Un bar nel centro di Lahore, Pakistan.
Un uomo con la barba ferma un inquieto americano, gli offre un the e gli racconta la sua storia, in un monologo ininterrotto che dura 270 pagine.
Che cos’hanno in comune questi due uomini? Apparentemente niente, forse tutto, o forse niente davvero. Changez, il Pakistano, (nome che non a caso ricorda il verbo inglese “to change”, cambiare) ha vissuto buona parte della sua vita in America, ha studiato e si è laureato a Princeton, ha lavorato per un’azienda importante, si è innamorato di una ragazza americana. Ma non si è mai sentito “americano”, in compenso si è sentito “newyorkese” fin dal primo minuto passato in quella città.
Tanti sono i confronti che Changez fa tra New York e la sua città natale, molte le somiglianze, altrettante le differenze, raccontate in un vortice di episodi e sensazioni che non lascia spazio per le parole dell’interlocutore americano nè per i pensieri del lettore.
Ma chi è l’interlocutore americano? Non c’è una risposta a questa domanda, la sua identità sfugge continuamente: potrebbe essere un semplice turista? Probabilmente no, ma tutto quello che sappiamo è che di sicuro non si sente a suo agio in compagnia di un pakistano: varie volte Changez deve intervenire per tranquillizzarlo nei confronti del cibo che gli sta offrendo, del cameriere che li guarda, o delle sue stesse parole.
Nonostante non faccia altro che parlare di sé, nemmeno l’identità di Changez risulta chiara: se nella prima parte del romanzo sembra essere un comune studente straniero che si è perfettamente adattato nella sua nuova città, un evento storico cambia notevolmente le carte in tavola: l’attentato delle torri gemelle. Il protagonista non si trova a New York l’11 settembre 2001, ma al suo ritorno si rende conto di quanto tutto sia cambiato: sia nel mondo che lo circonda, visti gli atti razzismo di cui è vittima a causa del suo essere musulmano in un paese terrorizzato dalla sua religione, sia dentro di sè, che sente di aver rischiato di perdere la sua identità culturale e tenta di recuperarla focalizzandosi sui “fondamentali”. Dove lo porterà tutto questo?
Tutti questi quesiti senza risposta emergono dal libro “Il fondamentalista riluttante” di Mohsin Hamid, pubblicato nel 2007, finalista per il premio Man Booker Prize.
Il lungo monologo sviluppa le problematiche del terrorismo, del pregiudizio culturale, della guerra che non fa altro che generare odio da odio e spaventa le persone fino a farle vivere in una sorta di teca di vetro isolandosi da tutto ciò che è diverso. Il lettore si rivede alternativamente nell’americano e nel pakistano, e scopre che per trovare la sua vera identità deve aprire i suoi orizzonti e vincere le paure che il mondo contemporaneo ha infuso in noi. Questa sembra essere l’unica certezza che prende forma mano a mano che ci si avvicina alla fine.

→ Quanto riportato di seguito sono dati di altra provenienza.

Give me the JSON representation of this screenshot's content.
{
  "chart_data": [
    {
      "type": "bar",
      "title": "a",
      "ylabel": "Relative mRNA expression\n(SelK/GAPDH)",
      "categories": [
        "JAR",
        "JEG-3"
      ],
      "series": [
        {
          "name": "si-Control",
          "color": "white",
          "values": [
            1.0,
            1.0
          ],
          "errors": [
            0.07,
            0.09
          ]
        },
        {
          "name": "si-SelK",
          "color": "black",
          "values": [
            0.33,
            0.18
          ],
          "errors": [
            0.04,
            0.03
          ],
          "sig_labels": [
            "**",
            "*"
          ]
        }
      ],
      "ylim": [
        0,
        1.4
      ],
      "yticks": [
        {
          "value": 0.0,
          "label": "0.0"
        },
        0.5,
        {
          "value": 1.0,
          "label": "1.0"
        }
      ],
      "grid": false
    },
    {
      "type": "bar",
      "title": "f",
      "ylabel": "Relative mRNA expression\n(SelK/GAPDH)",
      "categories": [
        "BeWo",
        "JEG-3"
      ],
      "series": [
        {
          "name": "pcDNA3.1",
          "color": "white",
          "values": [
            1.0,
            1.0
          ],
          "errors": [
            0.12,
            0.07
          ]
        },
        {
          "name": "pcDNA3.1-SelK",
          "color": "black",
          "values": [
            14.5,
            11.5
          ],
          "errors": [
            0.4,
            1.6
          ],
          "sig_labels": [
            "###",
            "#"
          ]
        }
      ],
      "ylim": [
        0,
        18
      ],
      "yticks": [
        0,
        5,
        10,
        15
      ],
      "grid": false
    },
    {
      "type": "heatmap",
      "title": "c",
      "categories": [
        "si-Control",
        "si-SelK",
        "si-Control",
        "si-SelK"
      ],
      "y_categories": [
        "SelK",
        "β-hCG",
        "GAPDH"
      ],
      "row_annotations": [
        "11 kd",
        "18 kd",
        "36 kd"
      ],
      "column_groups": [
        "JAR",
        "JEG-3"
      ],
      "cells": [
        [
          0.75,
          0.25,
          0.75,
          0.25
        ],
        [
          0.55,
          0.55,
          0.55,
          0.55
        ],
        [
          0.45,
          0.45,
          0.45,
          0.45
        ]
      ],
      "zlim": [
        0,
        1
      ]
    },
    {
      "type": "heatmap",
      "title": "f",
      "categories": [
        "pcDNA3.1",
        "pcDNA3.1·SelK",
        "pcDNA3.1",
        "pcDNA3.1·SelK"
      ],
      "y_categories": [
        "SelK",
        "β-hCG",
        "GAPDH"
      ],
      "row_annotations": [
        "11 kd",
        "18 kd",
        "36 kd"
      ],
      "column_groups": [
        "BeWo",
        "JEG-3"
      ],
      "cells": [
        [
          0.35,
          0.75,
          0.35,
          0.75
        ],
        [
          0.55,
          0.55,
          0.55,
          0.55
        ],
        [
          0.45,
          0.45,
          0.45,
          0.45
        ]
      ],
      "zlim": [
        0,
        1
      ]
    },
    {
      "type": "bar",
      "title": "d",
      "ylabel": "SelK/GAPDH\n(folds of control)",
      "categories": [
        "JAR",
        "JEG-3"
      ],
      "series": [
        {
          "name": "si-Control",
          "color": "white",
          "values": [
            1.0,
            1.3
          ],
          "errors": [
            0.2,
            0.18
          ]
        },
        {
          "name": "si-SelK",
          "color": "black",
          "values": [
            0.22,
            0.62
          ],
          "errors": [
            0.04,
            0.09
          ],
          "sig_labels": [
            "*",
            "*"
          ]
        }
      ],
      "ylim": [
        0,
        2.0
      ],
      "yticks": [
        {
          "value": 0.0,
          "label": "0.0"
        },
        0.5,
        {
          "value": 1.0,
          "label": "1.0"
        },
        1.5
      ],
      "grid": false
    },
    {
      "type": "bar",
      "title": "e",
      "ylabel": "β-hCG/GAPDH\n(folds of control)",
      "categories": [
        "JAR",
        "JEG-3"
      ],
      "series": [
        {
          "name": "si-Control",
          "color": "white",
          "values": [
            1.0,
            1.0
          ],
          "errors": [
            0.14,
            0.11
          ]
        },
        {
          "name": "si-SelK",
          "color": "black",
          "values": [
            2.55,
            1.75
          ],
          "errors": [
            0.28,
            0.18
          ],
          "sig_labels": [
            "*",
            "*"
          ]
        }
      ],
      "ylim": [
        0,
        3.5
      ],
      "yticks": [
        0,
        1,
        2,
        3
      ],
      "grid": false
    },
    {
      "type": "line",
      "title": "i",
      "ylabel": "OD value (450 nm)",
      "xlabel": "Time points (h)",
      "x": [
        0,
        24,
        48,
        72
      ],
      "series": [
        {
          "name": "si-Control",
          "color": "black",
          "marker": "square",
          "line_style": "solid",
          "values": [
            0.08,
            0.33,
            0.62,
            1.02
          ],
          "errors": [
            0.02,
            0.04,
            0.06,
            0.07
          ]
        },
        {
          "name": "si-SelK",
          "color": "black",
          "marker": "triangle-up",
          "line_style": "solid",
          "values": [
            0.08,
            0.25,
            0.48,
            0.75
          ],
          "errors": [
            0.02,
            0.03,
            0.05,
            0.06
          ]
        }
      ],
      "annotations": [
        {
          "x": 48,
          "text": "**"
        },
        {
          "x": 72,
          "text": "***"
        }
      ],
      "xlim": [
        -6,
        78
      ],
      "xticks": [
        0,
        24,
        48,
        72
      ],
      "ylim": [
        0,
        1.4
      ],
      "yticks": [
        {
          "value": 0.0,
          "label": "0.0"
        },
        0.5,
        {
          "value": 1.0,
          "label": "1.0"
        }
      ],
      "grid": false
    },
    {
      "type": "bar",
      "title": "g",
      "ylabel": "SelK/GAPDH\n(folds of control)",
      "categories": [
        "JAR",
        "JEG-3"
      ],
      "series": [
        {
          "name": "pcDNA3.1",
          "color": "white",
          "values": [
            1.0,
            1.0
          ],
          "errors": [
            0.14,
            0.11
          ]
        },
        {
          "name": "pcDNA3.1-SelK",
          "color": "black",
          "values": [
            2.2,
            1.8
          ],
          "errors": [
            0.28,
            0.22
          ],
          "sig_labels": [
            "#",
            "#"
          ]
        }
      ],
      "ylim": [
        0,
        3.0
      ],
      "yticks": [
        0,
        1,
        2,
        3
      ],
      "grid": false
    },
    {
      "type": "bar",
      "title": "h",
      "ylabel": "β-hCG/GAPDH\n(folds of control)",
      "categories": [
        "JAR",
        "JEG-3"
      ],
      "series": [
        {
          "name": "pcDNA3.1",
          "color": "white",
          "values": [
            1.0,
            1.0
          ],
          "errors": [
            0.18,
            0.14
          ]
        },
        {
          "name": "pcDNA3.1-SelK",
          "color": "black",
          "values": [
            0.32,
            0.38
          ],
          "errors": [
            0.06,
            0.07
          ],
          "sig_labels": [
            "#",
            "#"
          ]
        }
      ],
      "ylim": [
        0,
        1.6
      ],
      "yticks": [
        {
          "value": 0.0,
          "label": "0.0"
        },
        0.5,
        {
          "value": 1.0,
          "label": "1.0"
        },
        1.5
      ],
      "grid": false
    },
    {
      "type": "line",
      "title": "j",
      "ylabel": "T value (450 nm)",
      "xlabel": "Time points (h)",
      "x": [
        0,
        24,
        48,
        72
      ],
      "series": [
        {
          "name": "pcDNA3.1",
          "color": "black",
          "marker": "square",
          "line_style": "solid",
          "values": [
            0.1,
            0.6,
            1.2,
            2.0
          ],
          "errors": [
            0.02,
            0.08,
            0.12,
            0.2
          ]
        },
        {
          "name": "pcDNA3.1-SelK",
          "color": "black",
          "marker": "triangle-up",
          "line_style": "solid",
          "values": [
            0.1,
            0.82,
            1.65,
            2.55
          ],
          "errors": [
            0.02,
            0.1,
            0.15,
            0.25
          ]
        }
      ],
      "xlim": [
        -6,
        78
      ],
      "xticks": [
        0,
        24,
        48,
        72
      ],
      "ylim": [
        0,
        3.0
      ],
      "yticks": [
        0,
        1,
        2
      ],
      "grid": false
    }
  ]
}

Ma anche questa certezza, come tutte le altre, viene smentita proprio nelle ultime righe: il finale a sorpresa, una morte inaspettata, crea altre domande: chi è morto? Perchè? Era giusto fidarsi del “diverso”? È tutto vero quello che abbiamo letto o era solo una favola? Changez come una moderna Sherazaad de “Le mille e una notte” allontana con il suo racconto, le sue parole, il momento decisivo che probabilmente sa che dovrà inevitabilmente arrivare, dimostrando, forse, che l’unica cosa certa che ci resta in mano dopo questa lunga storia è il potere della letteratura, l’unica che riesce a sconfiggere, o quanto meno allontanare, la morte.
Per chiunque abbia voglia di riflettere su di sé e sul mondo, questo è il libro adatto.